Review by Eric Hillis
Directed by: Shawn Simmons
Starring: Samara Weaving, Karl Glusman, Jermaine Fowler, Marshawn Lynch, Randall Park, Steve Zahn, Andy Garcia

For all the action heroines Hollywood has given us in recent decades, it's still a surprise to see a woman behind the wheel for a high-octane car chase. Notable exceptions include Diana Rigg relegating James Bond to a passenger in On Her Majesty's Secret Service and Linda Hamilton's upmarket car thief in Black Moon Rising, but such characters are rarities. Hollywood seems to believe audiences will accept five foot nothing women taking down hulking Russian henchmen, but parallel parking is a step too far.
Eenie Meanie, whose title might fool you into believing it to be an Elmore Leonard adaptation, puts a woman front and centre behind the wheel, but it's a car chase movie where the car chases amount to little more than five minutes of its total runtime. The disappointments begin early on, with an opening scene that teases a car chase with a 14-year-old girl trying to evade the cops that will arrest her drug addicted parents, but the movie cuts to credits just as soon as a pedal is put to the metal.

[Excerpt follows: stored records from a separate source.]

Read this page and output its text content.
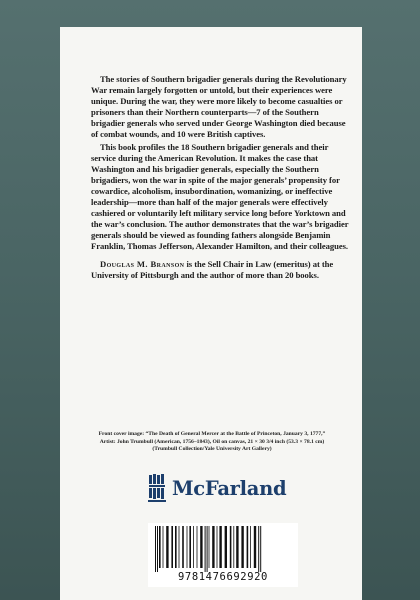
The stories of Southern brigadier generals during the Revolutionary War remain largely forgotten or untold, but their experiences were unique. During the war, they were more likely to become casualties or prisoners than their Northern counterparts—7 of the Southern brigadier generals who served under George Washington died because of combat wounds, and 10 were British captives.

This book profiles the 18 Southern brigadier generals and their service during the American Revolution. It makes the case that Washington and his brigadier generals, especially the Southern brigadiers, won the war in spite of the major generals’ propensity for cowardice, alcoholism, insubordination, womanizing, or ineffective leadership—more than half of the major generals were effectively cashiered or voluntarily left military service long before Yorktown and the war’s conclusion. The author demonstrates that the war’s brigadier generals should be viewed as founding fathers alongside Benjamin Franklin, Thomas Jefferson, Alexander Hamilton, and their colleagues.

Douglas M. Branson is the Sell Chair in Law (emeritus) at the University of Pittsburgh and the author of more than 20 books.

Front cover image: “The Death of General Mercer at the Battle of Princeton, January 3, 1777,” Artist: John Trumbull (American, 1756–1843), Oil on canvas, 21 × 30 3/4 inch (53.3 × 78.1 cm) (Trumbull Collection/Yale University Art Gallery)
McFarland
9781476692920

That wayward teenager is Edie, whom we meet 14 years later in the form of genre staple Samara Weaving. After spending much of her young adult life working as a getaway driver for mobster Nico (Andy Garcia), Edie is in the process of going straight, now working at a bank rather than aiding in robbing such establishments.
Edie is drawn back for one last job when her ex-boyfriend John (Karl Glusman), whose child she is now carrying, finds himself in debt to Nico. To save John, Edie agrees to be the getaway driver in a casino heist that will net Nico $3 million. Naturally, various unexpected obstacles ensure this doesn't go off as smoothly as planned.

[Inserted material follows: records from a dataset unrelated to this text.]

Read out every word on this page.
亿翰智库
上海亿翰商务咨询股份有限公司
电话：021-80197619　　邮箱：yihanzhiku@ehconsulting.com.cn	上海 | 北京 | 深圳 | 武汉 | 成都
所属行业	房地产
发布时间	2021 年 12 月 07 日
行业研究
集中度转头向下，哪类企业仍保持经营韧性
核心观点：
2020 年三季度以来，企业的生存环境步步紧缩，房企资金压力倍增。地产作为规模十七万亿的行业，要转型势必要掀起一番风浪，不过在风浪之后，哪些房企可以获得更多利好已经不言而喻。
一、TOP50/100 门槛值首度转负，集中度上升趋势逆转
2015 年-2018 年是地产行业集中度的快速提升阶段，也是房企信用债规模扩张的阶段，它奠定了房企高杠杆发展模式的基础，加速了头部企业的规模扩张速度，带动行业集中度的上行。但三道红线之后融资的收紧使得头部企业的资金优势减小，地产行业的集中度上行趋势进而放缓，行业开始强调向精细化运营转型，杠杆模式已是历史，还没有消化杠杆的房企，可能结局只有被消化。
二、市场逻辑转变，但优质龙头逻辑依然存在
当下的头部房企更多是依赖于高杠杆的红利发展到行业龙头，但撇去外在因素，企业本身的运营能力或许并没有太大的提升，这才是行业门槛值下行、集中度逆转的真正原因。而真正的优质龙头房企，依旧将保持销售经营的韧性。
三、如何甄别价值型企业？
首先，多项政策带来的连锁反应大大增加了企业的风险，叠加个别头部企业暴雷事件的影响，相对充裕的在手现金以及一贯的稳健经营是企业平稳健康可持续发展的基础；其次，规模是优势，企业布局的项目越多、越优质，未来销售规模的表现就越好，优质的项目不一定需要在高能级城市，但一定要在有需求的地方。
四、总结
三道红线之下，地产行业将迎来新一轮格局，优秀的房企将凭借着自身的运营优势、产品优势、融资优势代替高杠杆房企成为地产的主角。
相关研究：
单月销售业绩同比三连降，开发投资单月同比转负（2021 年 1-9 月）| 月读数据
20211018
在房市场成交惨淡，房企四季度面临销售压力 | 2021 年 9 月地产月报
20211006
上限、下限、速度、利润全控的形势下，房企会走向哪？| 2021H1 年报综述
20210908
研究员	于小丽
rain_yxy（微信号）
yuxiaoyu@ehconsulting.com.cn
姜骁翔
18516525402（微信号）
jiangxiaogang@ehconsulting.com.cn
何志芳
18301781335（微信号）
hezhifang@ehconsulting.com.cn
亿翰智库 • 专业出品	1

Rather than an action movie, as the marketing and its premise might suggest, Eenie Meanie is a caper comedy in the vein of all those bad Tarantino knockoffs that stank out cinemas in the late '90s. There's very little action, and the climactic car chase stalls before it gets to fifth gear. Instead first-time writer/director Shawn Simmons leans into the comic dynamic between Weaving's straight woman and Glusman's comic foil. The two actors make for a good pairing and have a convincingly abrasive chemistry, but they're lumbered with an over-written script that forces them to constantly reel off what is supposed to be snappy dialogue, but which mostly lands with a thud. There are very few writers who can make this sort of dialogue sing - Shane Black is one, and occasionally Tarantino - and when it's misfiring as badly as Eenie Meanie it's especially cringey. There are a few genuine laughs here, but they come via visual gags rather than the self-satisfied dialogue. One shocking but hilarious moment wouldn't be out of place in a Final Destination movie.
The comic dialogue jars with a movie where a lot of dark shit happens onscreen. Characters are violently killed who really don't deserve such a fate, and the movie cruelly mocks their fate like a kid torturing a puppy. It's only in its final few minutes that the film acknowledges this, but by then it's too late and comes off as hypocritical, almost Haneke-esque in how it tries to make us feel bad for enjoying the cartoonish violence of the movie up to that point (except it's rarely enjoyable). There are also odd inconsistencies that suggest troubled rewrites. Edie's father (Steve Zahn) pops up in a scene that sets up a payoff that never actually transpires. The film is set in 2021, but it's a bizarre alternate reality where the pandemic never happened. The movie also can't decide if its main action is set 14 or 18 years after the prologue.

The biggest problem is that despite Glusman's comic charm, John is an unlikeable and unstable asshole, and no viewer in their right mind will be rooting for Weaving's Edie to hook up with such a douchebag. That Edie should settle for a man whose league she is well out of could almost be interpreted as an allegory for Weaving's career. Despite proving supremely watchable in even her worst movies, the big league roles continue to elude her, forcing her to settle for dross like Eenie Meanie.

Eenie Meanie is on Disney+ from August 22nd.